Another way to bestow some rough charm was to create a feature wall using a gabion basket (wire baskets filled with rocks that are usually used to stabilize soil or prevent erosion). Since park-goers would be able to examine the contents of the basket up close, last summer DTAH staff organized a field trip of the spit to collect samples.
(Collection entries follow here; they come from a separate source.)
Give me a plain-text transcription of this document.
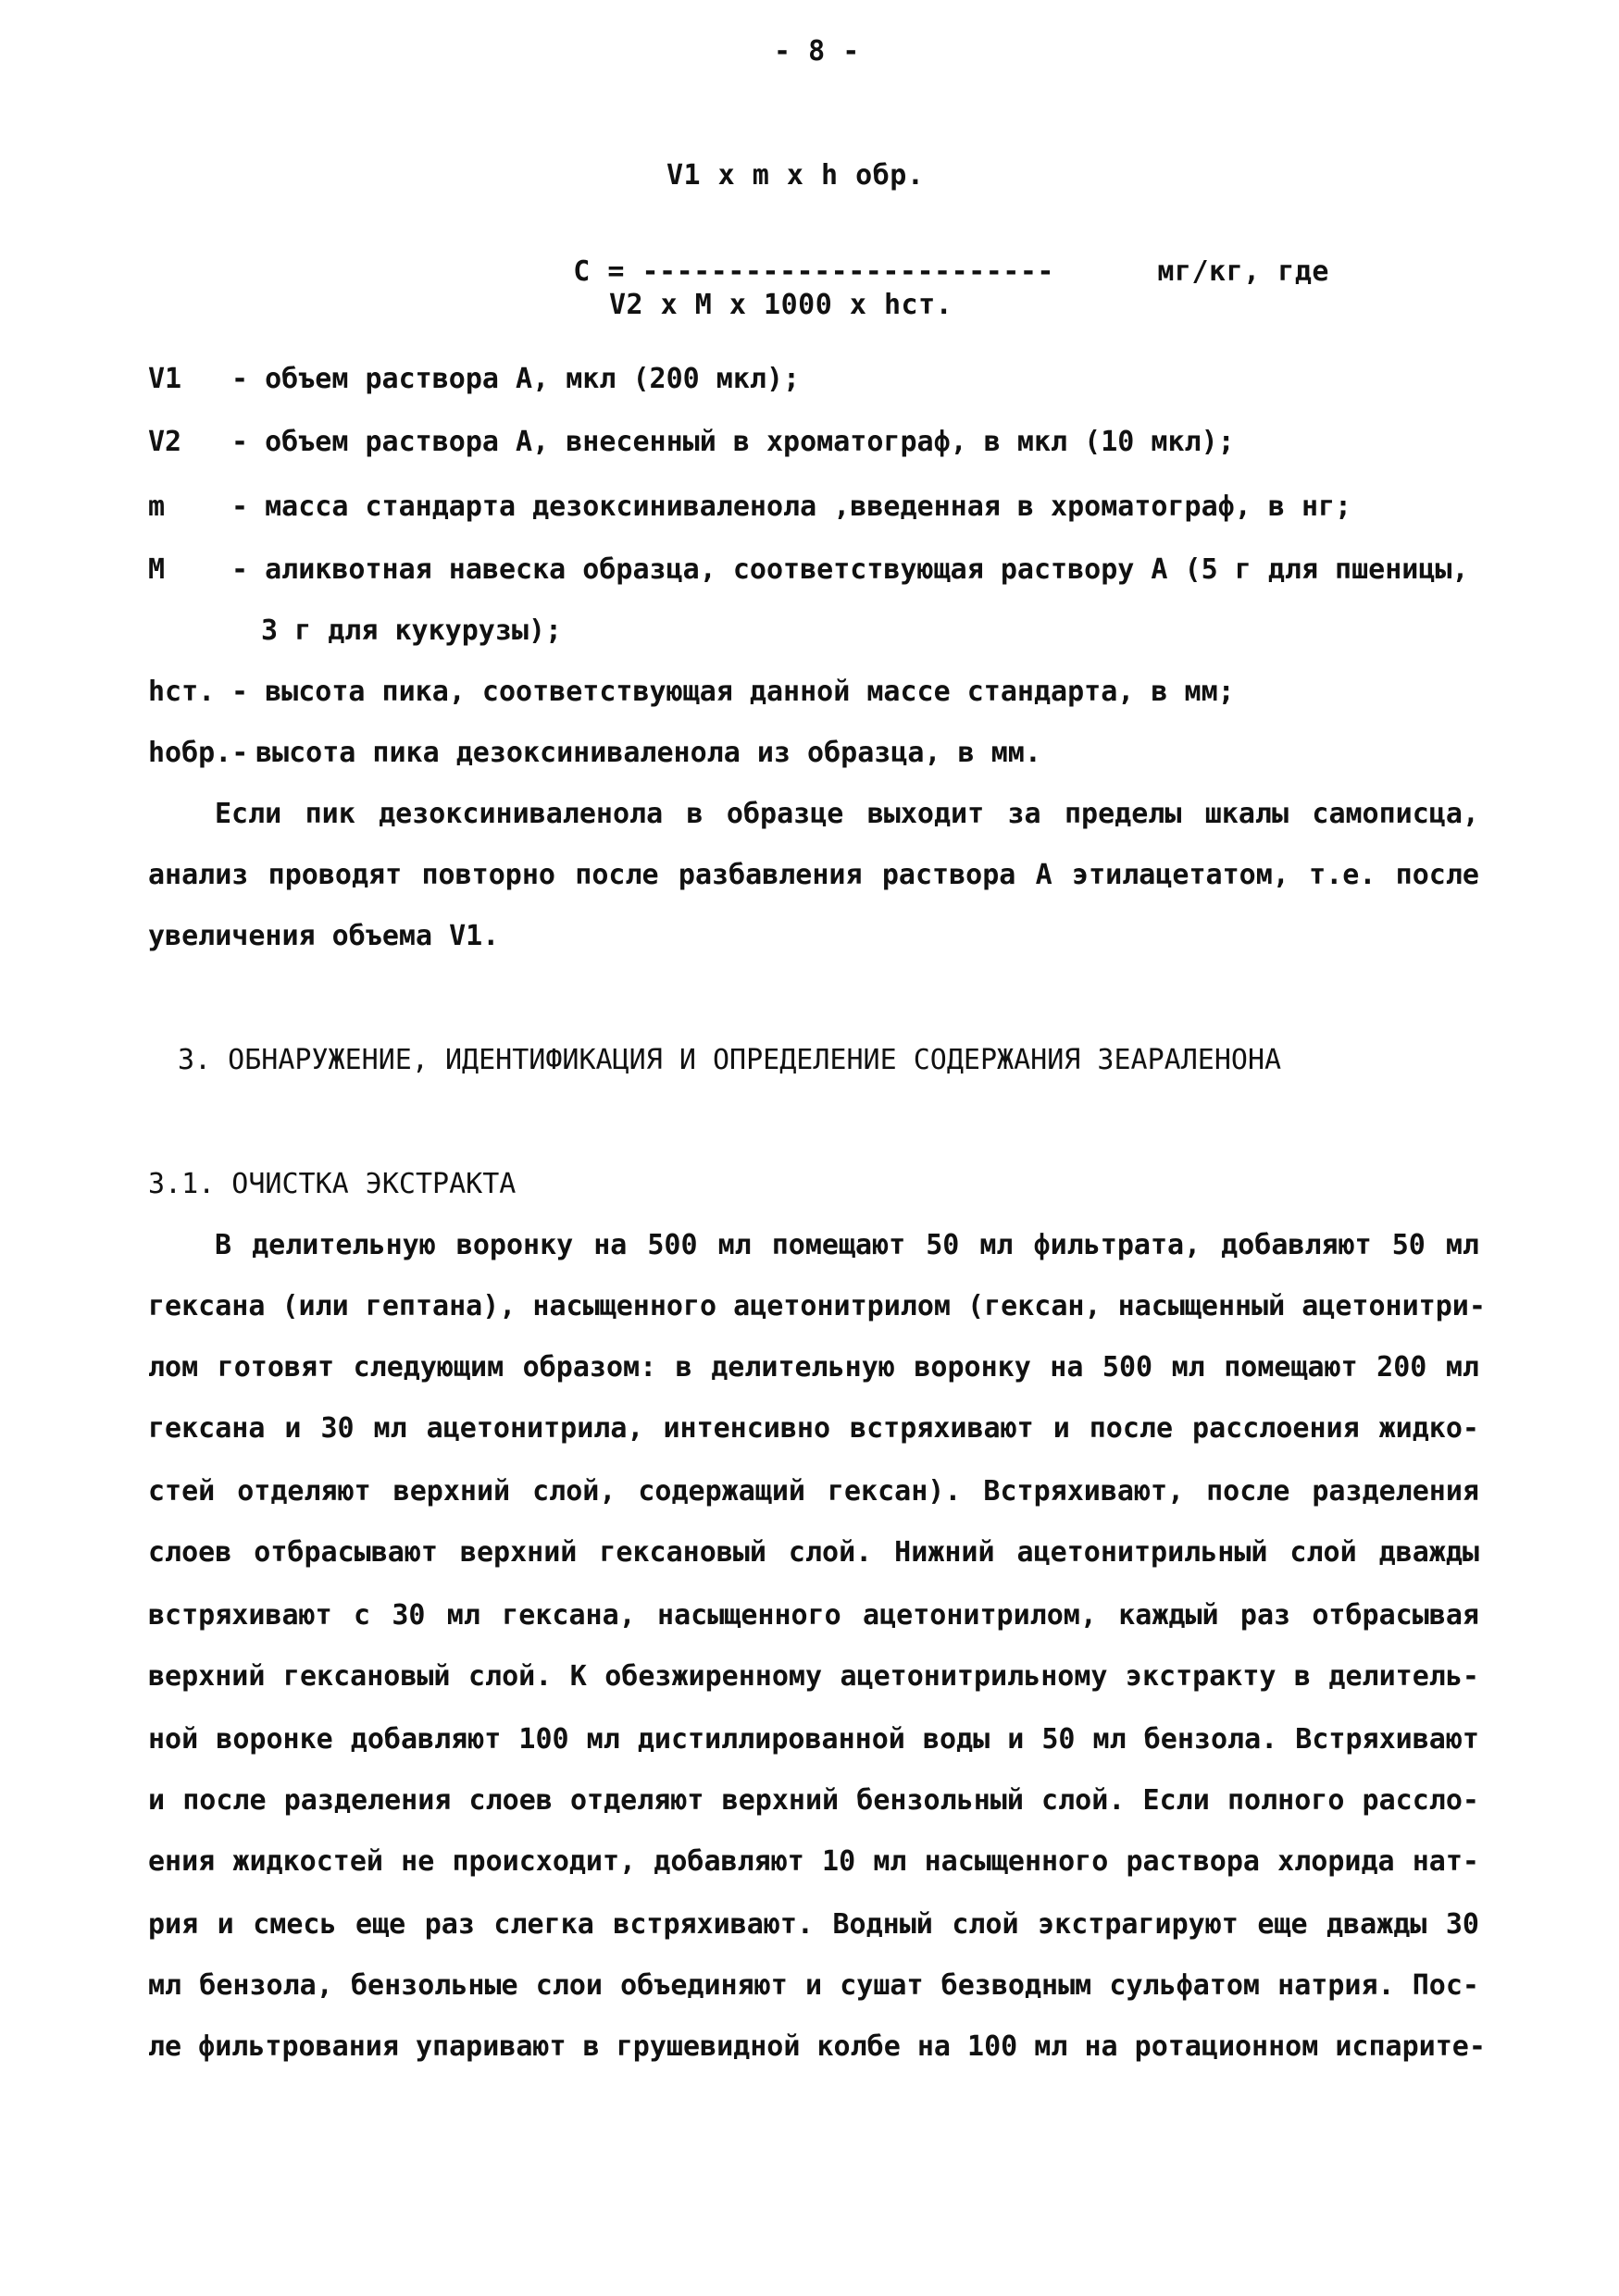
- 8 -
V1 x m x h обр.

C = ------------------------	мг/кг, где

V2 x M x 1000 x hст.
V1 - объем раствора А, мкл (200 мкл);
V2 - объем раствора А, внесенный в хроматограф, в мкл (10 мкл);
m - масса стандарта дезоксиниваленола ,введенная в хроматограф, в нг;
M - аликвотная навеска образца, соответствующая раствору А (5 г для пшеницы,
3 г для кукурузы);
hст. - высота пика, соответствующая данной массе стандарта, в мм;
hобр.- высота пика дезоксиниваленола из образца, в мм.
Если пик дезоксиниваленола в образце выходит за пределы шкалы самописца,
анализ проводят повторно после разбавления раствора А этилацетатом, т.е. после
увеличения объема V1.
3. ОБНАРУЖЕНИЕ, ИДЕНТИФИКАЦИЯ И ОПРЕДЕЛЕНИЕ СОДЕРЖАНИЯ ЗЕАРАЛЕНОНА
3.1. ОЧИСТКА ЭКСТРАКТА
В делительную воронку на 500 мл помещают 50 мл фильтрата, добавляют 50 мл
гексана (или гептана), насыщенного ацетонитрилом (гексан, насыщенный ацетонитри-
лом готовят следующим образом: в делительную воронку на 500 мл помещают 200 мл
гексана и 30 мл ацетонитрила, интенсивно встряхивают и после расслоения жидко-
стей отделяют верхний слой, содержащий гексан). Встряхивают, после разделения
слоев отбрасывают верхний гексановый слой. Нижний ацетонитрильный слой дважды
встряхивают с 30 мл гексана, насыщенного ацетонитрилом, каждый раз отбрасывая
верхний гексановый слой. К обезжиренному ацетонитрильному экстракту в делитель-
ной воронке добавляют 100 мл дистиллированной воды и 50 мл бензола. Встряхивают
и после разделения слоев отделяют верхний бензольный слой. Если полного рассло-
ения жидкостей не происходит, добавляют 10 мл насыщенного раствора хлорида нат-
рия и смесь еще раз слегка встряхивают. Водный слой экстрагируют еще дважды 30
мл бензола, бензольные слои объединяют и сушат безводным сульфатом натрия. Пос-
ле фильтрования упаривают в грушевидной колбе на 100 мл на ротационном испарите-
“It was the one social event of the DTAH summer COVID season,” laughs Ms. Torza. “A group of us—with the TRCA’s permission and oversight—went and collected buckets of rubble and brought it here.” Then, Somerville Construction staff placed it in the baskets; one Somerville member, a fairly small woman, stood directly inside and laid the pieces so that “the best bits are the bits that you see on the exterior: the stamps on the bricks are visible, these really interesting, weathered pieces of mortar,” and, strangely, quite a few pieces of discarded granite countertop. There is even a progression: the ‘newest,’ non-weathered rubble was placed at the bottom, and then, gradually, towards the top, the most weathered (and most interesting) pieces.
To create a family resemblance between DTAH’s work and that of Montgomery Sisam, the dramatic cantilevered roof (as figured out by Shannon Hilchie of Faet Lab) is clad in Corten steel, which was first weathered on site before being bolted on.
As far as vandals and muddy-booted schoolchildren are concerned, the former has been addressed with “correctional-grade” sinks and toilets in the pavilion’s four washrooms (as well as other bash-proof surfaces), and the latter will be met with a concrete floor and slop sink in the big room at the north end, which, very soon, will be filled with boot-racks and pegs to hang binoculars.
The city had hoped to open the pavilion by the end of the month, but pandemic restrictions have delayed that. Phase two of the project, which DTAH hopes to begin within a year, will address the parking lot to the west, adding better barriers to the wilderness (so gravel doesn’t bleed in), more native plantings, and drainage.
Consider this front door open very soon. And wildly beautiful.